Commentators mislead the public when they suggest that the child poverty declines are due to expansions in government benefits alone and that conservative policies played no role. Conservative-led welfare reform in 1996 replaced a no-strings-attached cash welfare system with a system that conditioned assistance on work. Combined with expansions to the EITC in 1993, welfare reform led to dramatic increases in labor force participation among single mothers, which translated into increased income and lower poverty. Suggesting that conservative-led reforms of the 1990s had no impact on child poverty trends over the past three decades stretches credibility.

The way the Census Bureau presents the poverty rate also underestimates the effects of conservative-led reforms. Officials try to show the effects of government benefits on the supplemental poverty rate by calculating changes to the number of people who would have been considered poor without the various programs. But this conceals the importance of employment incentives in benefit programs. For instance, the Census Bureau reports that refundable tax credits like the EITC lifted 9.6 million people out of poverty, implying that EITC income alone brought many more people above the poverty line. However, this ignores a key point. Without the employment gains from welfare reform and the EITC, the income from the EITC alone would not have the same poverty-reducing effects.

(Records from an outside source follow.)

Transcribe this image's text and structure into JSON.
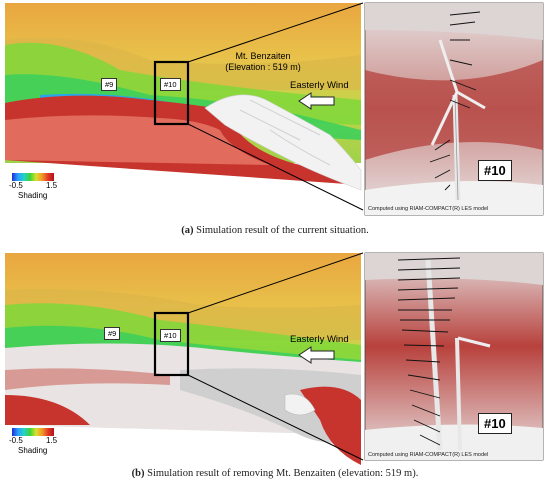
{
  "figures": [
    {
      "id": "a",
      "turbine_tags": [
        "#9",
        "#10"
      ],
      "peak_label_line1": "Mt. Benzaiten",
      "peak_label_line2": "(Elevation : 519 m)",
      "wind_label": "Easterly Wind",
      "legend": {
        "min": "-0.5",
        "max": "1.5",
        "title": "Shading"
      },
      "inset_tag": "#10",
      "computed_note": "Computed using RIAM-COMPACT(R) LES model",
      "caption_label": "(a)",
      "caption_text": " Simulation result of the current situation."
    },
    {
      "id": "b",
      "turbine_tags": [
        "#9",
        "#10"
      ],
      "wind_label": "Easterly Wind",
      "legend": {
        "min": "-0.5",
        "max": "1.5",
        "title": "Shading"
      },
      "inset_tag": "#10",
      "computed_note": "Computed using RIAM-COMPACT(R) LES model",
      "caption_label": "(b)",
      "caption_text": " Simulation result of removing Mt. Benzaiten (elevation: 519 m)."
    }
  ]
}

Attributing declines in child poverty to the right policies is crucial because getting it wrong risks all the progress that children have made. It can often take many years before policymakers and the public fully understand the implications of certain policies. It can take even longer for them to accept it. For instance, we have known since at least 2012 that policies implemented in the 1990s, including welfare reform and expansions to the EITC, had cut child poverty by one-third, yet this success did not enter the mainstream media until the New York Times reported on it last week — fully one decade after researchers first started identifying these trends. If policymakers ignore the lessons from child poverty trends and disconnect government programs from employment, it might take years before we fully understand the consequences.

Pandemic-related aid showed us that sending money to low-income households through the federal government can push children above the poverty line in the short term. Long-term trends, however, confirm that benefits that supplement earnings and thereby encourage employment are the primary drivers of decreases in child poverty. Ignoring the behavior changes associated with unconditional government assistance misapplies these lessons learned. Conservative policies that favored work over welfare have been the primary contributor to reductions in child poverty in the U.S. over the past three decades. Failing to acknowledge this truth risks future progress for children.